Work to fortify the shoreline surrounding the Montauk Lighthouse will begin next month, Sen. Chuck Schumer said Sunday.
Schumer announced the project’s upcoming start following a call with representatives of the U.S. Army Corps of Engineers. Work on the two-year, $30.7 million state and federal project is expected to begin in May and will strengthen the rock wall surrounding the structure, protecting it from erosion.
Calling the lighthouse "one of the great symbols of New York" during a press conference in Manhattan, Schumer said the work could begin as early as next week.
"The illuminating point here is that these federal Army Corps funds made the Montauk Point Lighthouse protection project happen, and they could not come soon enough," Schumer (D-N.Y.) said in an earlier statement. "Now, one of our great jewels shining proudly on Long Island’s coastal crown will remain in place for years to come, and it ‘shore’ is pretty."
The state Department of Environmental Conservation has also committed more than $15 million for the project and the local sponsor, the Montauk Historical Society, will continue to maintain the site once construction is complete.
H & L Contracting of Bay Shore has been awarded the two-year contract for the project, which calls for removing and reusing existing five- and 10-ton armor stones and adding additional 10- and 15-ton armor stones to protect the shore.
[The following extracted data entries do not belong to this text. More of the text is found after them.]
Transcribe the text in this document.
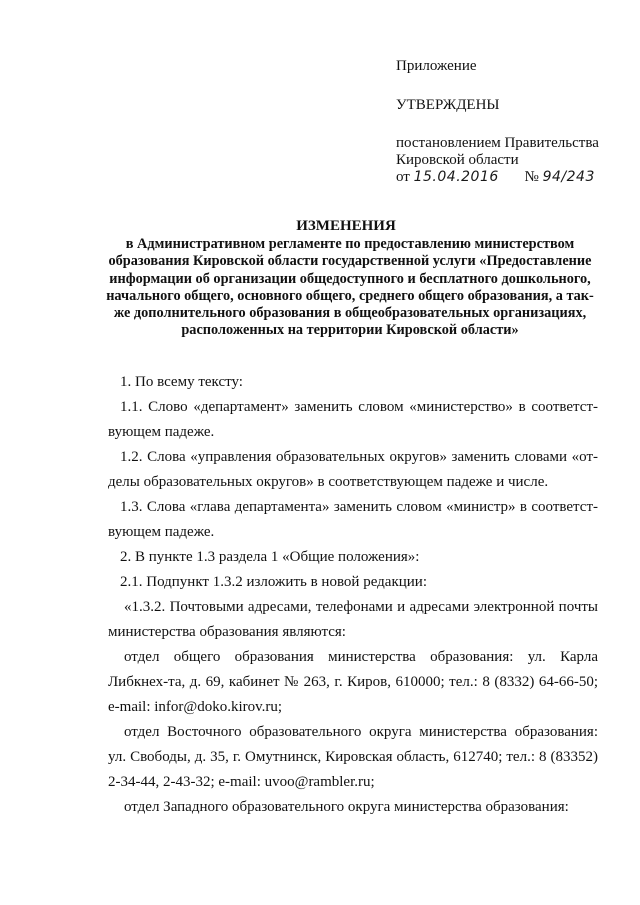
Приложение
УТВЕРЖДЕНЫ
постановлением Правительства
Кировской области
от 15.04.2016 № 94/243
ИЗМЕНЕНИЯ
в Административном регламенте по предоставлению министерством
образования Кировской области государственной услуги «Предоставление
информации об организации общедоступного и бесплатного дошкольного,
начального общего, основного общего, среднего общего образования, а так-
же дополнительного образования в общеобразовательных организациях,
расположенных на территории Кировской области»

1. По всему тексту:

1.1. Слово «департамент» заменить словом «министерство» в соответст-вующем падеже.

1.2. Слова «управления образовательных округов» заменить словами «от-делы образовательных округов» в соответствующем падеже и числе.

1.3. Слова «глава департамента» заменить словом «министр» в соответст-вующем падеже.

2. В пункте 1.3 раздела 1 «Общие положения»:

2.1. Подпункт 1.3.2 изложить в новой редакции:

«1.3.2. Почтовыми адресами, телефонами и адресами электронной почты министерства образования являются:

отдел общего образования министерства образования: ул. Карла Либкнех-та, д. 69, кабинет № 263, г. Киров, 610000; тел.: 8 (8332) 64-66-50; e-mail: infor@doko.kirov.ru;

отдел Восточного образовательного округа министерства образования: ул. Свободы, д. 35, г. Омутнинск, Кировская область, 612740; тел.: 8 (83352) 2-34-44, 2-43-32; e-mail: uvoo@rambler.ru;

отдел Западного образовательного округа министерства образования:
The work will also provide slope stabilization with terracing and vegetation above the upper crest of the coastal rock wall, which is known as a revetment.
The lighthouse, a national landmark commissioned by George Washington, sat 300 feet from the coast when it was built in 1796. Today, because of erosion, it is less than 100 feet from the ocean.
Staging has already begun at the site and the first step will be to move a 175-ton World War II-era bunker out of the project’s way, said Greg Donohue, a historical society board member and the erosion control director for the lighthouse.
"There’s a crane down there that can pick up Cleveland, it’s so big," Donohue said, adding that the historical society will seek funds to reset the bunker in its place once the project is complete. "It’s a great start to a very difficult project."
Donohue, an advocate of the project for decades, said when it's completed the sea wall will feature a flat surface at 10 feet above sea level for fisherman and another walkway at 21 feet for recreation. He called the plan beautiful and a gift from the U.S. Army Corps of Engineers.
"They're going to plant some stone and keep that building there for a hundred years," he said.